Hello everyone ~
In this issue, I recommend some pandas Efficient data processing functions ( Continuous updating ), I hope it helped you :
df_dict = {'name':['Alice_001','Bob_002','Cindy_003','Eric_004','Helen_005','Grace_006'],'sex':['female','male','female','male','female','male'],'math':[90,89,99,78,97,93],'english':[95,94,80,94,94,90]} #[1]. Write parameters directly test_dict df = pd.DataFrame(df_dict) #[2]. Dictionary assignment df = pd.DataFrame(data=df_dict)
Character splitting :
df1[['name', 'id']] = df1['name'].str.split('_', 2, expand = True)
Regular expression splitting :
df2 = df.copy() df2['name2'] = df2['name'].str.extract('([A-Z]+[a-z]+)') df2['id2'] = df2['name'].str.extract('(\d+)')
Custom connector :
df1["name_id"] = df1["name"].str.cat(df1["id"],sep='_'*3)

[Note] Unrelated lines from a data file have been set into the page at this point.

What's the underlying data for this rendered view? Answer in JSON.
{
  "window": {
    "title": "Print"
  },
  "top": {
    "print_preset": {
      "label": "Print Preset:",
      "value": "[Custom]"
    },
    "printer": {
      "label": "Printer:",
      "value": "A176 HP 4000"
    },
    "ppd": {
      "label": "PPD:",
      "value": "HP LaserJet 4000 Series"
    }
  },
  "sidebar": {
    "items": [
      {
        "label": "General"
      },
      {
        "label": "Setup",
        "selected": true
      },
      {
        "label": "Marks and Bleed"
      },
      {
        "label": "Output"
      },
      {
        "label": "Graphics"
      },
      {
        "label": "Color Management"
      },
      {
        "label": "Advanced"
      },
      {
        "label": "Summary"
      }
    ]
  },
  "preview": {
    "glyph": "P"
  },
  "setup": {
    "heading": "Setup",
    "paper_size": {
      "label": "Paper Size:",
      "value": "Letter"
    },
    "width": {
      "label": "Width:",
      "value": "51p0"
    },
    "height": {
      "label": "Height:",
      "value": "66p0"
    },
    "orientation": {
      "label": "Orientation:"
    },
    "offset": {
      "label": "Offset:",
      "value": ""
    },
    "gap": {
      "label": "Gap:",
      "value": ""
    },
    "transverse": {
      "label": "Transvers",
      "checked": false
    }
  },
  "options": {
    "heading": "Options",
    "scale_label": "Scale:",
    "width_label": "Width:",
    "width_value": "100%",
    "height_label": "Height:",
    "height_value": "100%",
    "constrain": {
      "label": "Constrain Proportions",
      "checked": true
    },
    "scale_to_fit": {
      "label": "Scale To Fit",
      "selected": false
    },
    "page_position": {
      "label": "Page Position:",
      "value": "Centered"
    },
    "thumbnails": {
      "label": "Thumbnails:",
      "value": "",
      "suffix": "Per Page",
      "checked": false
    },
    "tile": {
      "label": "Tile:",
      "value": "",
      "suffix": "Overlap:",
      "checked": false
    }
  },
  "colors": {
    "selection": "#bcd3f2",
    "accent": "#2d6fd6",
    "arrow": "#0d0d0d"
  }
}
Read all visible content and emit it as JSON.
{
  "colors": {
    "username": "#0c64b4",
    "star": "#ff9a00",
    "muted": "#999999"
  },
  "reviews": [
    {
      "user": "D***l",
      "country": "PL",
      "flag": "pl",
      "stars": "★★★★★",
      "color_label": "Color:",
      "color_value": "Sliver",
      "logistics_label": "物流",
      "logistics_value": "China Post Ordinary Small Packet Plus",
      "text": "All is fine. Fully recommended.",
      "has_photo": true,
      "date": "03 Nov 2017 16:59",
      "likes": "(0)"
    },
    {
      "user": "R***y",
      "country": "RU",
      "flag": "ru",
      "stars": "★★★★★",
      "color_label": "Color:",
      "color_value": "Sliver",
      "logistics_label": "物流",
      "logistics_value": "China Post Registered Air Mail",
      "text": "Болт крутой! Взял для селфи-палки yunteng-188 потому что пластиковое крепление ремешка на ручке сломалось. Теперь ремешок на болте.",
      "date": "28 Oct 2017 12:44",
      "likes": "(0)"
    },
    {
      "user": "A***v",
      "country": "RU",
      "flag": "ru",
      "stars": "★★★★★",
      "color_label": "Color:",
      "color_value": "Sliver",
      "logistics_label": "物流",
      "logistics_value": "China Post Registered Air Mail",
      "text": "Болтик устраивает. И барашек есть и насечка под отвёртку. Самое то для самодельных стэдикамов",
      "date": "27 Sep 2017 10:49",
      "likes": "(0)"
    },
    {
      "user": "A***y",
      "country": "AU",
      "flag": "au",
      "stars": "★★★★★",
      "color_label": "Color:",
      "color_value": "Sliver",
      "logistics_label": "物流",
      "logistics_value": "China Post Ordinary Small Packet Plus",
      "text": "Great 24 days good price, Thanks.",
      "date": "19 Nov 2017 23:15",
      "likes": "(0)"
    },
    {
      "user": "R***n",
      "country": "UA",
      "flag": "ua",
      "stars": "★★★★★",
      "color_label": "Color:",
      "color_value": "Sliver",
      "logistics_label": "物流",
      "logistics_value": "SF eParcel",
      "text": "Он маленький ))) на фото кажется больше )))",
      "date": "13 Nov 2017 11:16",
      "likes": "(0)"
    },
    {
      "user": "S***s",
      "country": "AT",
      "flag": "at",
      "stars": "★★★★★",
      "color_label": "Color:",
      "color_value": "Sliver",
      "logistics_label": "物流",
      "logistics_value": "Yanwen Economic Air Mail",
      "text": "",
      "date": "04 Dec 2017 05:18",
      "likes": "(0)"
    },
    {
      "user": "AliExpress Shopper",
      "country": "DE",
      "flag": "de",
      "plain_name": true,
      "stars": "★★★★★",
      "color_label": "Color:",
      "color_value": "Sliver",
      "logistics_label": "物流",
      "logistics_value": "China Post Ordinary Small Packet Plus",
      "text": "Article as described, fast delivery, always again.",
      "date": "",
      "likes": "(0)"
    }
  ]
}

Merge output of a column :
df1["name"].str.cat(sep='*'*5)
padding-left :
df1["id"] = df1["id"].str.pad(10,fillchar="*") # amount to ljust() df1["id"] = df1["id"].str.rjust(10,fillchar="*")
Right fill :
df1["id"] = df1["id"].str.pad(10,side="right",fillchar="*")
Fill both sides :
df1["id"] = df1["id"].str.pad(10,side="both",fillchar="*")
Filter numeric Columns :
df1.select_dtypes(include=['float64', 'int64'])
Screening object Column :
df1.select_dtypes(include=['object'])
English achievement ranking :
df1['e_rank'] = df1['english'].rank(method='min',ascending=False)
94 There are three , So the three are tied for the first place 2.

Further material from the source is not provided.